A series of feet engaged in 3 strengthening exercises with directional arrows showing depicting applied pressure.

PsA In The Feet: A New Trick for Plantar Fasciitis

Five years ago, I wrote an article on how to improve your plantar fasciitis. At the time, I thought I had tried everything: stretching, tape, orthotics, shockwave therapy (with plenty of tennis ball rolling and frozen water bottles). Eventually, the only thing I found to properly keep it under control was wearing a night brace/boot.
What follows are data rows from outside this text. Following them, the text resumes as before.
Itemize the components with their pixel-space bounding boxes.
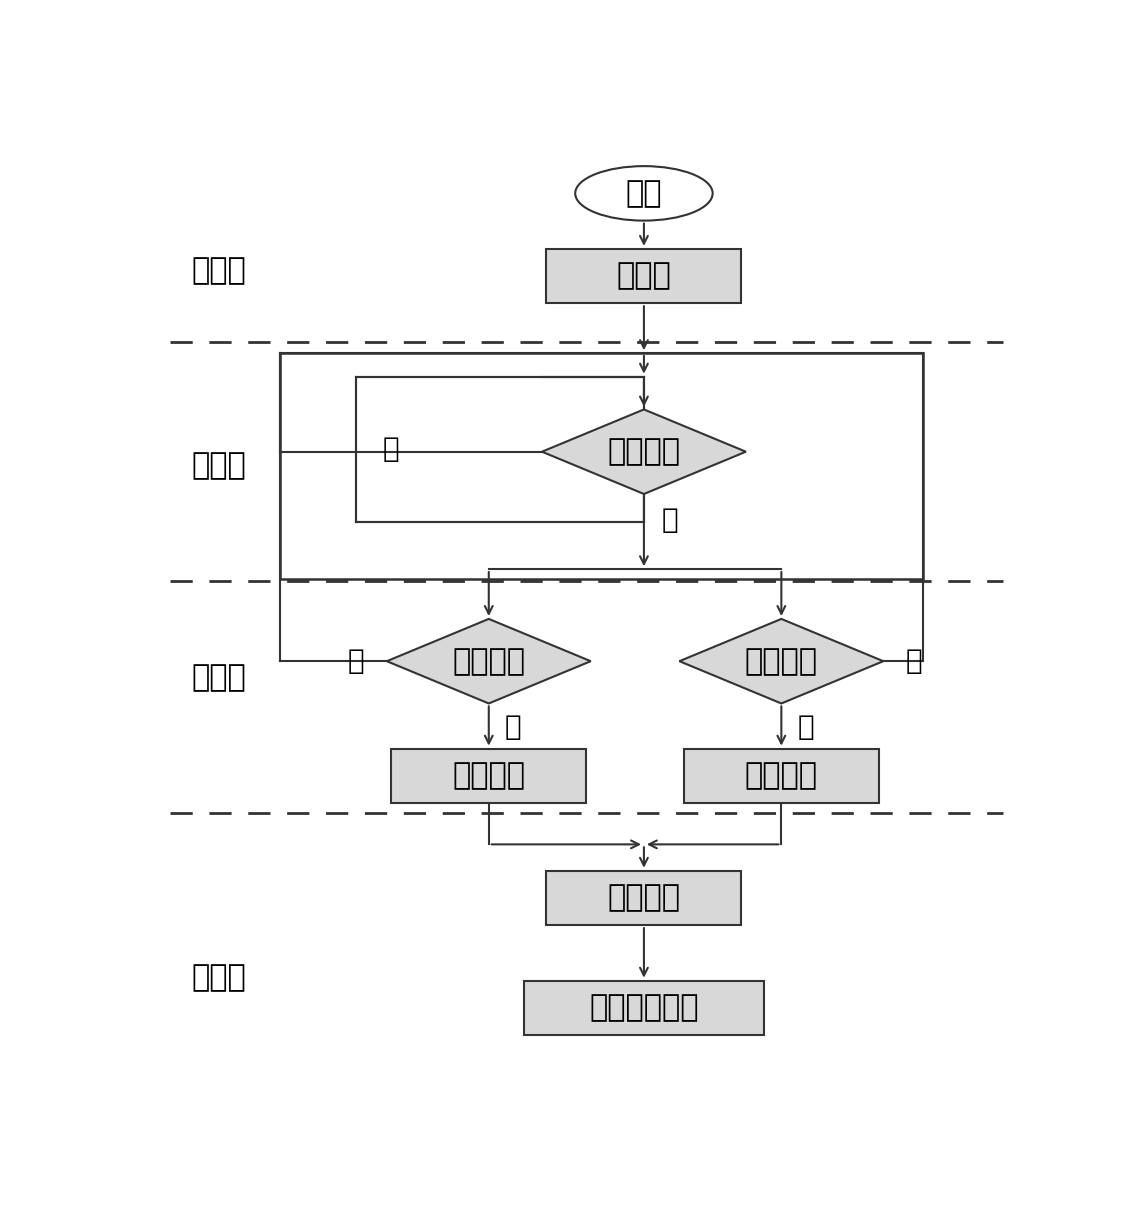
FancyBboxPatch shape — [391, 749, 587, 803]
Text: 数据显示存储: 数据显示存储 — [589, 993, 699, 1022]
Text: 是: 是 — [505, 712, 522, 741]
Text: 步骤四: 步骤四 — [191, 964, 246, 992]
Ellipse shape — [575, 166, 713, 221]
FancyBboxPatch shape — [547, 249, 741, 304]
Text: 低压自检: 低压自检 — [745, 647, 818, 676]
Polygon shape — [387, 619, 590, 704]
Text: 步骤三: 步骤三 — [191, 662, 246, 692]
FancyBboxPatch shape — [684, 749, 879, 803]
Text: 步骤二: 步骤二 — [191, 451, 246, 481]
FancyBboxPatch shape — [524, 981, 764, 1035]
Text: 否: 否 — [906, 647, 922, 675]
FancyBboxPatch shape — [547, 871, 741, 925]
Text: 否: 否 — [383, 436, 399, 464]
Text: 初始化: 初始化 — [617, 261, 672, 290]
Text: 低压检测: 低压检测 — [745, 761, 818, 791]
Text: 停止检测: 停止检测 — [607, 883, 681, 913]
Polygon shape — [680, 619, 883, 704]
Text: 步骤一: 步骤一 — [191, 256, 246, 285]
Text: 高压检测: 高压检测 — [452, 761, 525, 791]
Polygon shape — [542, 410, 746, 494]
Text: 否: 否 — [348, 647, 365, 675]
Text: 板卡自检: 板卡自检 — [607, 437, 681, 466]
Text: 是: 是 — [797, 712, 813, 741]
Text: 开始: 开始 — [626, 179, 662, 207]
Text: 是: 是 — [661, 506, 678, 534]
Text: 高压自检: 高压自检 — [452, 647, 525, 676]
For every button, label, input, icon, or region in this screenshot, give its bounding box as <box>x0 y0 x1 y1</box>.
These boots keep your foot in a flexed position, which prevents the fascia from contracting at night (and makes the first few steps in the morning much less painful). This was the only thing that kept my plantar fasciitis (PF) at bay for a while. So, when I say I know stubborn PF, I do!

If your plantar fascia are stronger, they won't be so prone to injury.

But then, two years ago, I joined a group on Facebook for PF sufferers and found that many people were trying something different: plantar fascia strengthening. Not stretching (which fascia are bad at doing anyway), but strengthening.

Each of these five exercises is isometric, which means static muscle contractions. You may have to build up the time you can hold each contraction and the number of repetitions you can manage. Start slow and go from there. I started doing these exercises every morning while lying in bed, which has kept the PF pain away for two years...

The point and flex

While laying flat, point your toes firmly down and hold, making sure to squeeze your quads (thighs) and calves. After 5 seconds, release. Next, flex your feet up and squeeze your leg muscles. After 5 seconds, release.

Because these are meant to strengthen (rather than stretch), it's important that you engage the muscles in your feet – this should feel like a workout! Repeat this point and flex the sequence 5 times.

The five-toe push down

Start by placing all the toes of your right foot across the top of your left foot, then push down with your right toes and push up with your left foot. Hold this push for 5 seconds, then switch sides. Repeat on each side 3-5 times. You should feel the muscles in the ankle and the pad of your right foot working.

The four-toe push down

The setup for this exercise is the same as above, except your right big toe goes under your left foot, so only the four toes of your right foot are on top of your left. Push down with those right four toes and push up with your left foot. Hold the push for 5 seconds, then switch sides. Repeat on each side 3-5 times.

(are those feet aching yet?!)

The toe spread

Now it's time to spread your toes! Point your big toes up while also trying to spread and push your other four toes down. Splay your toes as far as you can and hold for 5 seconds (you'll start feeling your feet working now).

Next, point your big toes down while spreading and pushing your other four toes up (work yourself up to this exercise to prevent cramping in your arches). Repeat both exercises (big toes up and big toes down) 4 times.

The split toe curl

Last up, cross your second toe over top of your big toe. Curl your feet in to create a crescent moon shape and squeeze (trying to curve the arch in as much as possible). Hold for 5 seconds.

Then, switch directions – place your big toe on top of your second toe, curve your feet, and squeeze again. Hold for 5 seconds. Repeat both exercises 4 times.

Starting off on the right foot!

All five exercises take me about 10 minutes to do in the morning before I get out of bed. Now I no longer need my night boots, and as long as I wear shoes with orthotics and good support (no flats and no flip flops!), my plantar fasciitis stays happy.

If you'd like to look up these exercises or to see them demonstrated, search "Frank Ng Plantar Fasciitis" on YouTube!